Professor Doro, Lucy Marsh Haskell '19 Professor Emeritus of Government, passed away in January, 2015. She was with Connecticut College from 1962 to 1998.

She earned her bachelor's and master's degrees from Florida State University and her doctoral degree from the University of Pennsylvania.

Professor Doro's experience in East Africa as a Ford Fellow and a Fulbright lecturer at Makerere University in Uganda made it possible for her to begin teaching the first courses on Africa at Connecticut College. Her courses on "Politics in Africa," "Politics in Southern Africa," and the advanced seminars "Post Apartheid South Africa" and "Racism and Ethnicity in Africa" were taught from the perspective that it is increasingly important for students to have living and learning experiences in technologically less developed countries because the fate of these states will significantly influence their lives in the 21st century.

As founding director of the College's Study Abroad Teach Abroad program (SATA), she inaugurated the program at the University of Dar es Salaam in Tanzania. Doro took an intensive course in Kiswahili with the students who participated in the program and taught Politics in Industrial Societies in the Department of Political Science. She served as a UN Monitor in Tanzania's first multi-party elections in 1995 and had Observer Status for the Parliamentary election in Uganda in 1996. Her special research interests are focused on the democratization process in Africa, with special emphasis on the role of women in civil society and the question of "free and fair" elections. Much of this is reflected in her survey of the literature of democratization, which was published in CHOICE, the journal of the American Library Association, which is widely used by reference librarians. Most recently, she was compiling an annotated bibliography on the Democratization Process in Africa.

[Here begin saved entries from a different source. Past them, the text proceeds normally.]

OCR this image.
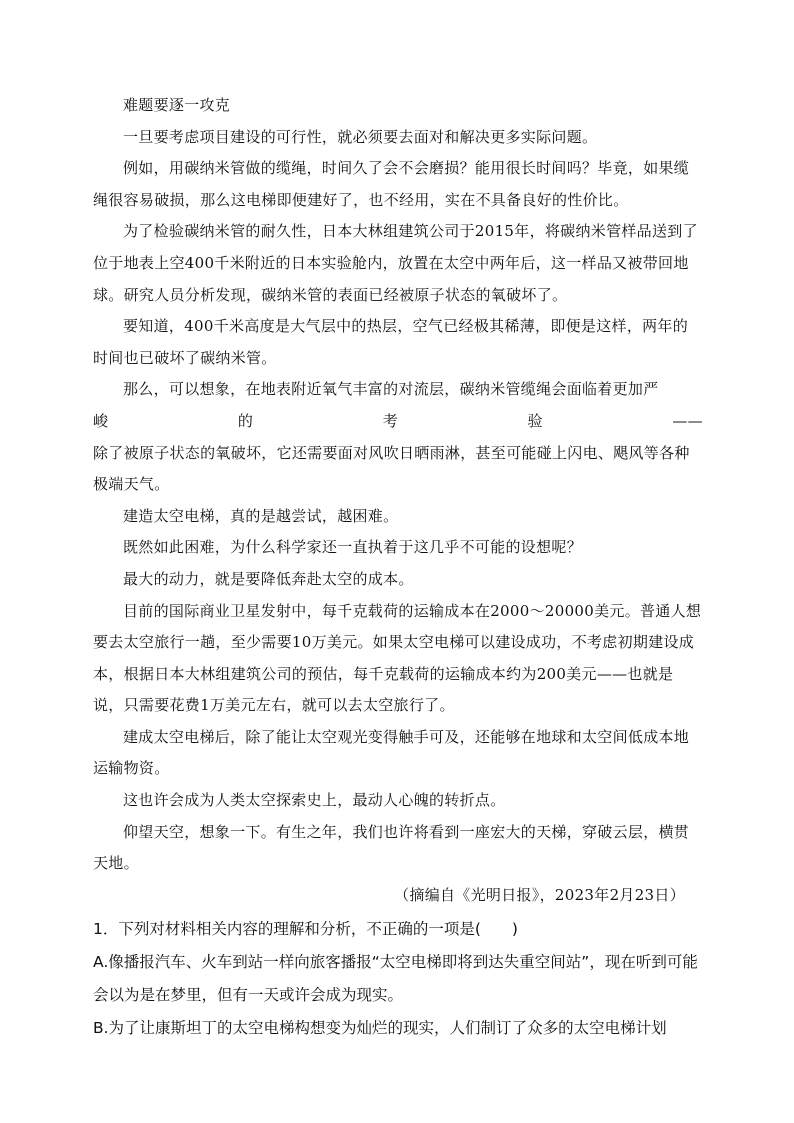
难题要逐一攻克

一旦要考虑项目建设的可行性，就必须要去面对和解决更多实际问题。

例如，用碳纳米管做的缆绳，时间久了会不会磨损？能用很长时间吗？毕竟，如果缆绳很容易破损，那么这电梯即便建好了，也不经用，实在不具备良好的性价比。

为了检验碳纳米管的耐久性，日本大林组建筑公司于2015年，将碳纳米管样品送到了位于地表上空400千米附近的日本实验舱内，放置在太空中两年后，这一样品又被带回地球。研究人员分析发现，碳纳米管的表面已经被原子状态的氧破坏了。

要知道，400千米高度是大气层中的热层，空气已经极其稀薄，即便是这样，两年的时间也已破坏了碳纳米管。

那么，可以想象，在地表附近氧气丰富的对流层，碳纳米管缆绳会面临着更加严

峻	的	考	验	——

除了被原子状态的氧破坏，它还需要面对风吹日晒雨淋，甚至可能碰上闪电、飓风等各种极端天气。

建造太空电梯，真的是越尝试，越困难。

既然如此困难，为什么科学家还一直执着于这几乎不可能的设想呢？

最大的动力，就是要降低奔赴太空的成本。

目前的国际商业卫星发射中，每千克载荷的运输成本在2000～20000美元。普通人想要去太空旅行一趟，至少需要10万美元。如果太空电梯可以建设成功，不考虑初期建设成本，根据日本大林组建筑公司的预估，每千克载荷的运输成本约为200美元——也就是说，只需要花费1万美元左右，就可以去太空旅行了。

建成太空电梯后，除了能让太空观光变得触手可及，还能够在地球和太空间低成本地运输物资。

这也许会成为人类太空探索史上，最动人心魄的转折点。

仰望天空，想象一下。有生之年，我们也许将看到一座宏大的天梯，穿破云层，横贯天地。

（摘编自《光明日报》，2023年2月23日）

1．下列对材料相关内容的理解和分析，不正确的一项是(　　)

A.像播报汽车、火车到站一样向旅客播报“太空电梯即将到达失重空间站”，现在听到可能会以为是在梦里，但有一天或许会成为现实。

B.为了让康斯坦丁的太空电梯构想变为灿烂的现实，人们制订了众多的太空电梯计划
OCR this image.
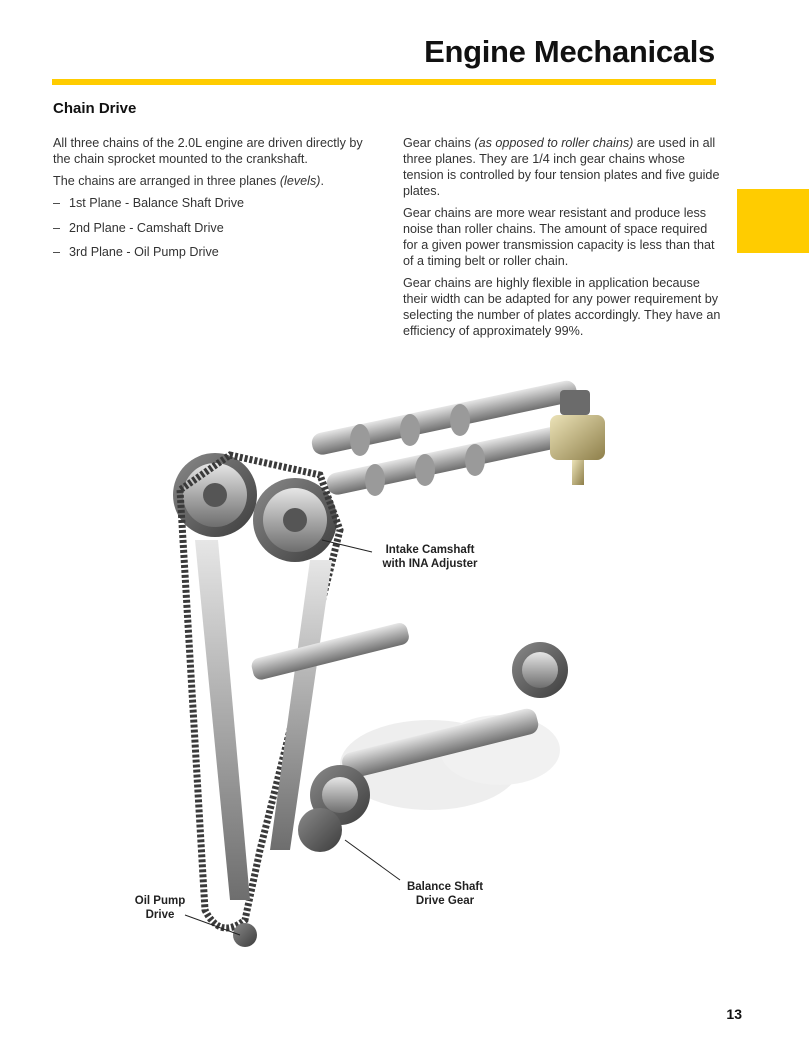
Engine Mechanicals
Chain Drive

All three chains of the 2.0L engine are driven directly by the chain sprocket mounted to the crankshaft.

The chains are arranged in three planes (levels).

– 1st Plane - Balance Shaft Drive
– 2nd Plane - Camshaft Drive
– 3rd Plane - Oil Pump Drive

Gear chains (as opposed to roller chains) are used in all three planes. They are 1/4 inch gear chains whose tension is controlled by four tension plates and five guide plates.

Gear chains are more wear resistant and produce less noise than roller chains. The amount of space required for a given power transmission capacity is less than that of a timing belt or roller chain.

Gear chains are highly flexible in application because their width can be adapted for any power requirement by selecting the number of plates accordingly. They have an efficiency of approximately 99%.

Intake Camshaft
with INA Adjuster
Balance Shaft
Drive Gear
Oil Pump
Drive
13
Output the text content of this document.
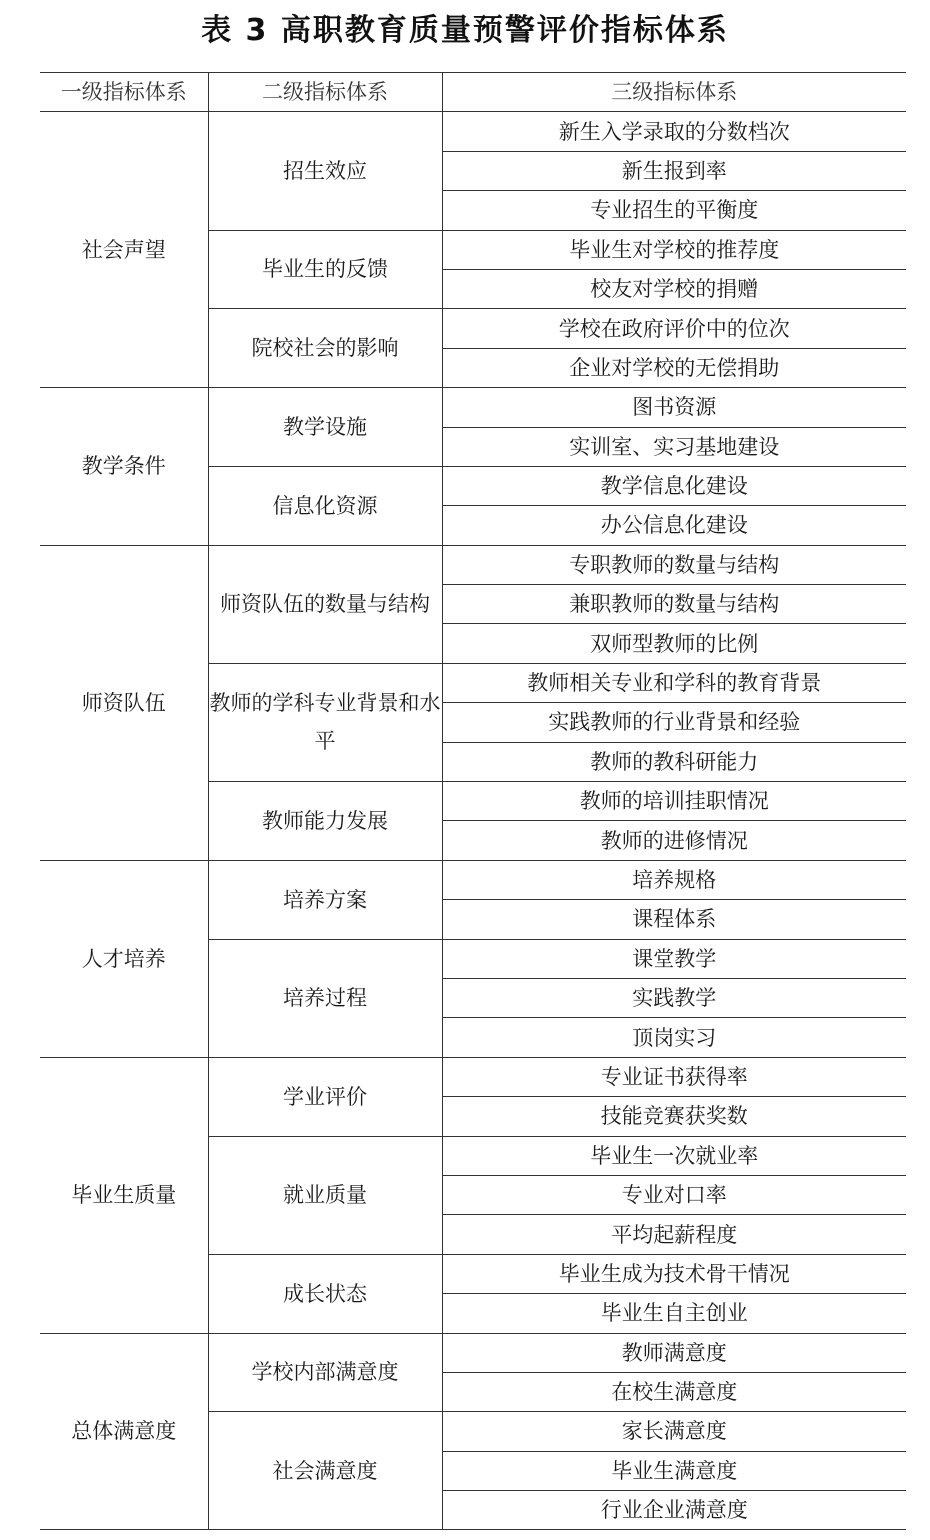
表 3 高职教育质量预警评价指标体系
一级指标体系	二级指标体系	三级指标体系
社会声望	招生效应	新生入学录取的分数档次
		新生报到率
		专业招生的平衡度
	毕业生的反馈	毕业生对学校的推荐度
		校友对学校的捐赠
	院校社会的影响	学校在政府评价中的位次
		企业对学校的无偿捐助
教学条件	教学设施	图书资源
		实训室、实习基地建设
	信息化资源	教学信息化建设
		办公信息化建设
师资队伍	师资队伍的数量与结构	专职教师的数量与结构
		兼职教师的数量与结构
		双师型教师的比例
	教师的学科专业背景和水平	教师相关专业和学科的教育背景
		实践教师的行业背景和经验
		教师的教科研能力
	教师能力发展	教师的培训挂职情况
		教师的进修情况
人才培养	培养方案	培养规格
		课程体系
	培养过程	课堂教学
		实践教学
		顶岗实习
毕业生质量	学业评价	专业证书获得率
		技能竞赛获奖数
	就业质量	毕业生一次就业率
		专业对口率
		平均起薪程度
	成长状态	毕业生成为技术骨干情况
		毕业生自主创业
总体满意度	学校内部满意度	教师满意度
		在校生满意度
	社会满意度	家长满意度
		毕业生满意度
		行业企业满意度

Doro's first book, Governing in Black Africa: Perspectives on New States (1986) has been cited as one of the ten most significant contributions to the field of African politics. She also authored a reader in African politics, and a historiographic study Rhodesia/Zimbabwe: A Bibliographic Guide to the Nationalist Period (1984). She published numerous bibliographic essays for Current Bibliography on African politics, several dozen articles on various African states for Colliers Yearbook, and over 100 book reviews.

She taught and conducted research in East and Southern Africa frequently, particularly in Uganda at Makerere University, as a Senior Associate in the Institute for Social Science and twice as a Fulbright scholar, in 1963/64 and 1997/98. She also served as a USIS Visiting Lecturer in Ethiopia, Mozambique and Nigeria. Listed in several Who's Who, was been active in the African Studies Association and several regional professional associations, served as editor of the AFRICA CONTEMPORARY RECORD, was a Fellow of the Royal African Society (London), and was a member of several honor societies: Phi Beta Kappa, Phi Kappa Phi and Pi Sigma Alpha.

A funeral service for Marion was held on Tuesday, January 20, 2015, in Harkness Chapel, Connecticut College.